よくまとまった参考書

仕事の都合でプロセッサ・アーキテクチャの細かいところまで話が及ぶことがあります。そういった場合、困るのは自分の知識が寄せ集め的であることです。もっぱらこれまで仕事で手がけたプロセッサと、いくつかのx86/68Kプロセッサのことを知っているくらいで、あとは雑誌の読みかじり程度の知識しかありません。
この本は筆者が何度も引用しているコンピュータ・アーキテクチャのお手軽&拡張版になっています。現代的なプロセッサによく出てくる用語や技術に関してかなり詳しい説明があります。
内容はあとがきで筆者が白状しているように雑誌記事の寄せ集めです。書かれた年代が違いますので場所によってはかなり古臭い話が出てきますが、そこはご愛嬌でしょう。
さてこの本の筆者はMassa POP Izuimida氏の頭脳放談:第27回 RISCの敗因、CISCの勝因 - @ITを取り上げ「性能=周波数」とIzumida氏が思っている節があることから氏を「x86な人だなぁ」と述べています。

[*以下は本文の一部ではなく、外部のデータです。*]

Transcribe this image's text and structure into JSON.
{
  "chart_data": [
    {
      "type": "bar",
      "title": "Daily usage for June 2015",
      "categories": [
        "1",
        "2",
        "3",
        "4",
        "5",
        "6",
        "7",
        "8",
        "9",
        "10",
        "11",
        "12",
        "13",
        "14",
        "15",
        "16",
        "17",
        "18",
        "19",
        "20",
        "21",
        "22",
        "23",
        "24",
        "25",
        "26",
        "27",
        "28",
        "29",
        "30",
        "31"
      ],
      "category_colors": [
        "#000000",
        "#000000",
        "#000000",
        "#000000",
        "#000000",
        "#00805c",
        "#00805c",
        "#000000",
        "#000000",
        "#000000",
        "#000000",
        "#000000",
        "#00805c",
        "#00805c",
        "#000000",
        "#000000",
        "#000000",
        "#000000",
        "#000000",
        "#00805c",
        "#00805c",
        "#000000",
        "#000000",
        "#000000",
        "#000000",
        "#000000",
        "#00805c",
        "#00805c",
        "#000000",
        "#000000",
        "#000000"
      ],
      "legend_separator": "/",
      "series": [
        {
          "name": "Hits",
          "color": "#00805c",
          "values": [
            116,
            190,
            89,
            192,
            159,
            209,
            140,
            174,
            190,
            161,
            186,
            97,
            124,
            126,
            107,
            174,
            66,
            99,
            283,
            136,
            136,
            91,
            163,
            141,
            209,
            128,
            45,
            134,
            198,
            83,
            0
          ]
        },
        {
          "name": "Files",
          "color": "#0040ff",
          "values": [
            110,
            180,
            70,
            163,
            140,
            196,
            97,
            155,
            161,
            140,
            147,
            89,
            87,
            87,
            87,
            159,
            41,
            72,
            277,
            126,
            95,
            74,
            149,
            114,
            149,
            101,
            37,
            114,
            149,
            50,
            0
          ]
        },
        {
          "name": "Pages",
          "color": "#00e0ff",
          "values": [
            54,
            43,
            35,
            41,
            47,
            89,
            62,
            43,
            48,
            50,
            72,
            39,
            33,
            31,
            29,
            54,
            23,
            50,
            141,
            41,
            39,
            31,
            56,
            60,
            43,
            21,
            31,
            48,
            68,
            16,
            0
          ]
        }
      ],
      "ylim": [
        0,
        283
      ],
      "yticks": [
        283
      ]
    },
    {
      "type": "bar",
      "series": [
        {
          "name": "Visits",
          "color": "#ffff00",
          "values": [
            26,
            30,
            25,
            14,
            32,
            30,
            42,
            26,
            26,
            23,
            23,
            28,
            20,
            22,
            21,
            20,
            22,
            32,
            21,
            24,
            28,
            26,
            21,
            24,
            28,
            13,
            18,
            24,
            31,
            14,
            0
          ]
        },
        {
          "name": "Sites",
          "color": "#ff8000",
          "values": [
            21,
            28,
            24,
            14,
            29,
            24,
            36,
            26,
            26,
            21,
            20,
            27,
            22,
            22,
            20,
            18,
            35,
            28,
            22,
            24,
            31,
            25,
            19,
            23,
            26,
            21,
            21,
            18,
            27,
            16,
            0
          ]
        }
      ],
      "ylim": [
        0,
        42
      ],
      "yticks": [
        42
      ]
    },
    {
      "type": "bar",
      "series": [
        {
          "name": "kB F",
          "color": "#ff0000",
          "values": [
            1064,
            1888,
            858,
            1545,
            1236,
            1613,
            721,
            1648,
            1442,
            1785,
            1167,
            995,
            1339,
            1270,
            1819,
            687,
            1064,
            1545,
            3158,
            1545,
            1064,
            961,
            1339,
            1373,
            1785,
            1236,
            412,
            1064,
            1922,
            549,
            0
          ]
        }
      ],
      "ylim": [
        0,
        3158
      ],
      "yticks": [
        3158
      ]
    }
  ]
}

読後それとほぼ同じことを、筆者に対して感じました。筆者の中森氏は非常に詳しくアーキテクチャについて述べていますが、言葉の端々に専用プロセッサに対する軽視を感じます。それは蔑視とはまた違うのですが「俺とは関係ない」的なものを感じるのです。氏にはメディア・プロセッシングや制御といった問題の視点がかけている節が感じられ、「汎用プロセッサ」な人だなぁと思います。

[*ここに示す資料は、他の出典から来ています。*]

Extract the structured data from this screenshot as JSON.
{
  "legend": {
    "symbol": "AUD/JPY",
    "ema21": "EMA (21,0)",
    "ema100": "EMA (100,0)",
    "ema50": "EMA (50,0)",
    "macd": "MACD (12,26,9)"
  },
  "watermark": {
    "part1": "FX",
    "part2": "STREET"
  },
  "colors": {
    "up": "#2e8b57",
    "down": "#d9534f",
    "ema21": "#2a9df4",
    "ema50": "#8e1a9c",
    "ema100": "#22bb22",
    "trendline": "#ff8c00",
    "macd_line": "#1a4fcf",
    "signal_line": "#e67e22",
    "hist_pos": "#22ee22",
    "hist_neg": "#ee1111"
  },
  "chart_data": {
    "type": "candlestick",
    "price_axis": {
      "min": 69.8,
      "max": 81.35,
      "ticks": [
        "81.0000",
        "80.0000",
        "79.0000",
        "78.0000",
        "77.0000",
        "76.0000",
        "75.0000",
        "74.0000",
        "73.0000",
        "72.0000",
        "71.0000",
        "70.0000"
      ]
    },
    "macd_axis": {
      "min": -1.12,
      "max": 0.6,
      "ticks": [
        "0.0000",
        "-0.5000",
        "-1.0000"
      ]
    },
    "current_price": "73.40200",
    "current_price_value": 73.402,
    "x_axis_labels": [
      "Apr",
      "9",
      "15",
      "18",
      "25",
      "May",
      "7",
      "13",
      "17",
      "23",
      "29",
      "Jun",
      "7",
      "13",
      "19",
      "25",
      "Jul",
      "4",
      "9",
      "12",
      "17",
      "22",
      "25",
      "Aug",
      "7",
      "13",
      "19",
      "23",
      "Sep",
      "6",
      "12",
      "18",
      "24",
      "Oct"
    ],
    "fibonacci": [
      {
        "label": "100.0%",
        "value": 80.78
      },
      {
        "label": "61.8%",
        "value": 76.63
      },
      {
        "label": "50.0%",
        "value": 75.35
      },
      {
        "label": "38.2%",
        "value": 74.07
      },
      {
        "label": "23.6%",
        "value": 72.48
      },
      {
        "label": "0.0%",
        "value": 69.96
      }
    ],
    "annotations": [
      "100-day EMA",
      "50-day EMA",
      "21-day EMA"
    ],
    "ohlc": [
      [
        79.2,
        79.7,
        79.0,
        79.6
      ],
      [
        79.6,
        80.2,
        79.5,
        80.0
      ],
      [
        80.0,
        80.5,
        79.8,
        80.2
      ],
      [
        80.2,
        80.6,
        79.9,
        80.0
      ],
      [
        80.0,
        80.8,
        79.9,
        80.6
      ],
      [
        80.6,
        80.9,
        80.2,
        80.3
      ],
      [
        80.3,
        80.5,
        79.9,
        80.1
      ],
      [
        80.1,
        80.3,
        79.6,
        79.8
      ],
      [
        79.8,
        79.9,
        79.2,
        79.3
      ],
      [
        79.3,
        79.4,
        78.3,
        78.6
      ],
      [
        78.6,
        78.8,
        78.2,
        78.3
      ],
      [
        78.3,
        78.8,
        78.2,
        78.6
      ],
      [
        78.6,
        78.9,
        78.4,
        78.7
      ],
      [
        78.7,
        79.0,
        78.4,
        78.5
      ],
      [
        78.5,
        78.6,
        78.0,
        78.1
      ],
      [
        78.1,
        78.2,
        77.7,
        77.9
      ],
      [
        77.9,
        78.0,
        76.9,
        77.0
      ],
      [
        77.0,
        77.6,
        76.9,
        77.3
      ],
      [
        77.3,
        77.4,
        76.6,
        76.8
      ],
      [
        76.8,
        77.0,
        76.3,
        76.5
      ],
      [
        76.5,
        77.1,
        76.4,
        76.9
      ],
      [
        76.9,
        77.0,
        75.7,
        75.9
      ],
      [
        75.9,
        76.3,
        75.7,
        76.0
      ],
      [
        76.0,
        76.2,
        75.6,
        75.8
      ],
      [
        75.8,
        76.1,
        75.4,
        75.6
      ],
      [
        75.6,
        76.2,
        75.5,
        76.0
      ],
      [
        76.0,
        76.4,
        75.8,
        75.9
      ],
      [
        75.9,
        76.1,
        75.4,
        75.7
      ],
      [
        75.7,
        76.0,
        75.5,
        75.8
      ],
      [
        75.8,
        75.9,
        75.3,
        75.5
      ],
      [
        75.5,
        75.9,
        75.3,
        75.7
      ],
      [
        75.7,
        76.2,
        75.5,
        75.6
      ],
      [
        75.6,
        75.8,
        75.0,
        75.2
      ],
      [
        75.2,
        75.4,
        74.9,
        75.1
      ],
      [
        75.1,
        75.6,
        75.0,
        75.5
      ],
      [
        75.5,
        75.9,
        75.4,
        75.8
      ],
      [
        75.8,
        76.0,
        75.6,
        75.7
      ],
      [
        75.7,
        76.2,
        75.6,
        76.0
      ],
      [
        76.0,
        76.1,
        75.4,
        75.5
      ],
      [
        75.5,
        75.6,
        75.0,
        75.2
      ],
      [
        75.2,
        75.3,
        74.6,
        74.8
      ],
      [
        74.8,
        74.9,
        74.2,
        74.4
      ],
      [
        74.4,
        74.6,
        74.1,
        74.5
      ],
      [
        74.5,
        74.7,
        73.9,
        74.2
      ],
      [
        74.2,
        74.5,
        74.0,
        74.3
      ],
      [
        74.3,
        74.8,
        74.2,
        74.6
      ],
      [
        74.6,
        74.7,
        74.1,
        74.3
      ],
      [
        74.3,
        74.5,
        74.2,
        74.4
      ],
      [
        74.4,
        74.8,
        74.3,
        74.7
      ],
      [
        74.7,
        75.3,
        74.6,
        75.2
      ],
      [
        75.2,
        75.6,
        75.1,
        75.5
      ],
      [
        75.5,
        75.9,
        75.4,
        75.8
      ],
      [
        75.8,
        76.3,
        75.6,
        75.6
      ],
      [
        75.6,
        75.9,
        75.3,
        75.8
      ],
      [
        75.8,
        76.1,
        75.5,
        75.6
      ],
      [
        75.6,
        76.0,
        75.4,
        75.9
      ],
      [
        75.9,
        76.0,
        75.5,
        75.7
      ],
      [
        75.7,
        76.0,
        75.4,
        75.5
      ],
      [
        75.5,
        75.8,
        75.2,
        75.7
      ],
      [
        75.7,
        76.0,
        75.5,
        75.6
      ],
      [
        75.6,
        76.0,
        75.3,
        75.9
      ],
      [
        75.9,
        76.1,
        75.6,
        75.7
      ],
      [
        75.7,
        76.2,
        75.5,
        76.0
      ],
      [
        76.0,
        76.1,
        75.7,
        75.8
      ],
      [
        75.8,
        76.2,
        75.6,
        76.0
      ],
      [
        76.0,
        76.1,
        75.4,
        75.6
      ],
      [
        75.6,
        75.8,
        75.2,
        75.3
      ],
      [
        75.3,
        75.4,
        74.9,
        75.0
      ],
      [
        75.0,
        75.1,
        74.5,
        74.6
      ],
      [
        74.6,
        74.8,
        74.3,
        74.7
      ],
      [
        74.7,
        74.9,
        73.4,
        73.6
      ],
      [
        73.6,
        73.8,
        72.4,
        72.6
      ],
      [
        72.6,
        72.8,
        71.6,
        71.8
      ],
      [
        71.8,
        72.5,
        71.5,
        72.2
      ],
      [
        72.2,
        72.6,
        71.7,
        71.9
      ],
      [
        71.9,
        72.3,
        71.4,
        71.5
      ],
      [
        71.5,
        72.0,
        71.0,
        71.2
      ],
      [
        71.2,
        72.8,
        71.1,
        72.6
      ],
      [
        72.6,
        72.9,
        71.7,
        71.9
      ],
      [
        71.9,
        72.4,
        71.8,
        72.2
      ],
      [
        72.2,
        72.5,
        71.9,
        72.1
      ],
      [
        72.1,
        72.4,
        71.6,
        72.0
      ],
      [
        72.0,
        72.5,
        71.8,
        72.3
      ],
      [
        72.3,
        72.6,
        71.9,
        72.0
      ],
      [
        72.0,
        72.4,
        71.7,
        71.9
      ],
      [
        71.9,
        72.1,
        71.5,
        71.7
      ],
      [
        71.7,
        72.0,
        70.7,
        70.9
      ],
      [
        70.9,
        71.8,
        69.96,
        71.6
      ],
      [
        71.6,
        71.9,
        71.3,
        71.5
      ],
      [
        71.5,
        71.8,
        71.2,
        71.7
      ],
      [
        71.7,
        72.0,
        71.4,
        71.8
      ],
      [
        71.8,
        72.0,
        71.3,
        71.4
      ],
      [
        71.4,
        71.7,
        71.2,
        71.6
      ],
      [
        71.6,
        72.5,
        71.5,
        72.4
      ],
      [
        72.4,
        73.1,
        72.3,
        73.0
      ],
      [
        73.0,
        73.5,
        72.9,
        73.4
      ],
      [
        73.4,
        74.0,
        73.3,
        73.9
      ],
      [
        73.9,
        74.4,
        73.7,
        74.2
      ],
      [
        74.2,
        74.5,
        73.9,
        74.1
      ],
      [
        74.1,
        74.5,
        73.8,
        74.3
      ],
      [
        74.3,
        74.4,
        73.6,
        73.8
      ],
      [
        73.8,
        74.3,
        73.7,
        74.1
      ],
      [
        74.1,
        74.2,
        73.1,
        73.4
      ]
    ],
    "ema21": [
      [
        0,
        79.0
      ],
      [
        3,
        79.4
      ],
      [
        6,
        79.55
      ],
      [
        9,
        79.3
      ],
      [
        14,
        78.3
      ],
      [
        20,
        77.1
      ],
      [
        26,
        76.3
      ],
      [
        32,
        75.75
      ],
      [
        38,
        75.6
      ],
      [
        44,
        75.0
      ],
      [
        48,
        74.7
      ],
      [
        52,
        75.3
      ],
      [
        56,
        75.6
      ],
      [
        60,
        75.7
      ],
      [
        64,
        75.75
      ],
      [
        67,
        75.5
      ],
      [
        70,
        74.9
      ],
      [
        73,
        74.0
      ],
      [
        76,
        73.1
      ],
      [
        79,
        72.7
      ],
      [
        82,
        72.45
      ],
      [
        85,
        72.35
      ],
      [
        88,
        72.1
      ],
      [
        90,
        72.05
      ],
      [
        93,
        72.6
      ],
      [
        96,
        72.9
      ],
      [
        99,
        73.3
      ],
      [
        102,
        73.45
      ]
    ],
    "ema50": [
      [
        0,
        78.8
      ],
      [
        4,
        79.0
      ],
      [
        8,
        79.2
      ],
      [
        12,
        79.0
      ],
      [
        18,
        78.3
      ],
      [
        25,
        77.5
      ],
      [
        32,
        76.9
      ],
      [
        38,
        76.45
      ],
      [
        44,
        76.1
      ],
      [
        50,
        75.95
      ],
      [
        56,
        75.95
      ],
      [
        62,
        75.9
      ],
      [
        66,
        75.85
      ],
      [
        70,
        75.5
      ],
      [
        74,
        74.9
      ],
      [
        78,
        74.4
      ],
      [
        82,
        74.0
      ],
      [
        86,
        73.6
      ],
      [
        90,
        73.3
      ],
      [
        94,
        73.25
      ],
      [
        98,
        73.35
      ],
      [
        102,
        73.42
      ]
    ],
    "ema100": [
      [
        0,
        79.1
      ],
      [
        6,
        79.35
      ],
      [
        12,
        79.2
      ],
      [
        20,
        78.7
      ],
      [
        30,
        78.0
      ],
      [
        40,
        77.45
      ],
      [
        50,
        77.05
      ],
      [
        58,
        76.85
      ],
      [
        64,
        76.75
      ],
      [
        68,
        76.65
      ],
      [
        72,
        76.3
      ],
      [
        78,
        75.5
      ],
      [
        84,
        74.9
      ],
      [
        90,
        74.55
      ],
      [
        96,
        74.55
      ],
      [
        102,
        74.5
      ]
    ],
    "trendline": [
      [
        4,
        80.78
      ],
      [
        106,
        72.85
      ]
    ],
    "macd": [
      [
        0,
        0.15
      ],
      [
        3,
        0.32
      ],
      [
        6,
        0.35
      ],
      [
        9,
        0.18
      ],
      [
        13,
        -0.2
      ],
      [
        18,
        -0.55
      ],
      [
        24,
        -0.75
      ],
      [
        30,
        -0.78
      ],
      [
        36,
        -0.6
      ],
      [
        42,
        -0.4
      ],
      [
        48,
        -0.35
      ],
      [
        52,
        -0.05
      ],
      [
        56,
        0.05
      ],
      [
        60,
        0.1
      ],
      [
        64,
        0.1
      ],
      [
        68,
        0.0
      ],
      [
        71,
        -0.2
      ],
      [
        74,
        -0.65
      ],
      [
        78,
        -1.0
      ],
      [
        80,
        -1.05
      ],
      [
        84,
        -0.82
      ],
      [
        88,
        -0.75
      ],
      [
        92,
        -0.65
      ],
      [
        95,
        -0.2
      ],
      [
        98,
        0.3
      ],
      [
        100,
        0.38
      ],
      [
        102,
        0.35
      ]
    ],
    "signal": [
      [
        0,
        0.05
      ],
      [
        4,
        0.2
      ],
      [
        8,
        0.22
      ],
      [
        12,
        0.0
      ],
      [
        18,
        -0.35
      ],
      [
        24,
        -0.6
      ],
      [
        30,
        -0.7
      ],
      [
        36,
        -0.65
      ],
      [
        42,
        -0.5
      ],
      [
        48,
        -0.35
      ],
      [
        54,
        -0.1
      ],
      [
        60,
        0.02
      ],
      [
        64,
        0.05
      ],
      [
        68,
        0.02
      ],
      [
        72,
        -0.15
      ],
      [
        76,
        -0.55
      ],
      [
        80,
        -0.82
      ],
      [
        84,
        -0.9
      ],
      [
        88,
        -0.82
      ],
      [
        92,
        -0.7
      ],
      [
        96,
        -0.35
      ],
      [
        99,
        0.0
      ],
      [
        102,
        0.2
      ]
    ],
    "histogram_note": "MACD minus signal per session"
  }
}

メディアプロセッサや制御プロセッサは特殊な要求をもとに作り出されます。現代においてはほぼすべてSoCの枠組みの下、チップ内部に閉じ込められるのですから関わる人にしか分からないのは仕方ありません*1
今後、MeP、UniPhiere、Cellといった大手メーカーの独自チップがメディア処理コアとして専用チップ内に潜行すると、メディア信号処理のブロック経済化が進み一般の関心が極めて低くなることが予想されます。専門分野は専門家にしか解説できません。せっかく日本人が開発しているのですから、各社とも積極的にアーキテクチャについて詳細を語って欲しいものです。

*1:TriMedia / Nexperiaなんか面白い方向に進んでいると感じます。もっと声を大に叫べばいいのに。